SFDR: Sustainable Finance Disclosure Regulation

I. Definition

SFDR stands for Sustainable Finance Disclosure Regulation.
It is a European regulation that requires financial market participants to explain how they integrate sustainability risks and environmental, social, and governance (ESG) factors into their investment decisions.

The main goal of SFDR is to increase transparency and prevent greenwashing.

II. Context

SFDR was introduced by the European Union as part of its broader sustainable finance framework.
It applies mainly to asset managers, investment funds, financial advisors, and institutional investors operating in the EU.

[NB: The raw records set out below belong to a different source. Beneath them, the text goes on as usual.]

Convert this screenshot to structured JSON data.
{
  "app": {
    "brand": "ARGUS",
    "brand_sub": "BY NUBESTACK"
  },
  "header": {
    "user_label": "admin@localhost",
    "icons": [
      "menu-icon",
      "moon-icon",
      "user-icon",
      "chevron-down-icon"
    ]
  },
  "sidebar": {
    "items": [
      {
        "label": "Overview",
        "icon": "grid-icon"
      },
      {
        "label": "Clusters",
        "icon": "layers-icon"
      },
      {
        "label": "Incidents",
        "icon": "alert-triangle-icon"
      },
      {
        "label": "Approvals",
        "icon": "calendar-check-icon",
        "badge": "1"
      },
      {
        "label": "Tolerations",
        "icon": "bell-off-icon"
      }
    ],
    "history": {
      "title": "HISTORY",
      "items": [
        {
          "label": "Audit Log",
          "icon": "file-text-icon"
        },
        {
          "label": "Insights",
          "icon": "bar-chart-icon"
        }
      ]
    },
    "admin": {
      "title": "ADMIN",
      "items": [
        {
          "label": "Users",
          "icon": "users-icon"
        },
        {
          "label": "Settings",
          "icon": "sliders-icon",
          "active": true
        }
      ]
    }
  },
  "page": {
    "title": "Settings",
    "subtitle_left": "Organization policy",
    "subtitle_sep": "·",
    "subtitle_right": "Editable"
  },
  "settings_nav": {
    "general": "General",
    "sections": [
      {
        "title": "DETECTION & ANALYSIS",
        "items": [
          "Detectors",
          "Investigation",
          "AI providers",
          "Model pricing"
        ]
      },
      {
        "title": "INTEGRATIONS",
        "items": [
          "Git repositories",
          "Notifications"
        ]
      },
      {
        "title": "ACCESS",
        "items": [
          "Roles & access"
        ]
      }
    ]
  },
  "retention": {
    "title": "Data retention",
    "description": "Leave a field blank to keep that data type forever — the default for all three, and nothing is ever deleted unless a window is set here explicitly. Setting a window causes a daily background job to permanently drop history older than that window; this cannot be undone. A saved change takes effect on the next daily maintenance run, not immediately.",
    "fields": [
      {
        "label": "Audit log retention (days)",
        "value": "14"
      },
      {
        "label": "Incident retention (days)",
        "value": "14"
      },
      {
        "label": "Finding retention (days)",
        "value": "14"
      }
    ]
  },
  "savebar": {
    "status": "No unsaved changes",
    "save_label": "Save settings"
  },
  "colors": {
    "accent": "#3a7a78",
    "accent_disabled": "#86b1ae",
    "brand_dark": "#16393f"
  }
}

Under SFDR, financial actors must disclose:

  • How sustainability risks are considered in investment decisions
  • Whether investments have negative impacts on sustainability (called Principal Adverse Impacts)
  • How financial products are classified (Article 6, Article 8, or Article 9)

SFDR works alongside other regulations such as CSRD and the EU Taxonomy.
Together, they create a consistent system where corporate sustainability data feeds financial reporting, and financial reporting influences capital allocation.

III. Related terms

IV. Example

An investment fund offers a product labeled as environmentally responsible.

Under SFDR, the fund must:

  • Explain how sustainability risks are assessed
  • Disclose whether the fund considers negative impacts on climate or society
  • Justify its classification (for example, Article 8 if it promotes environmental characteristics)

To do this properly, the fund relies on CSRD-aligned data from companies, such as verified emissions data or sustainability indicators. This creates a clear link between corporate reporting and financial disclosure, improving trust and comparability for investors.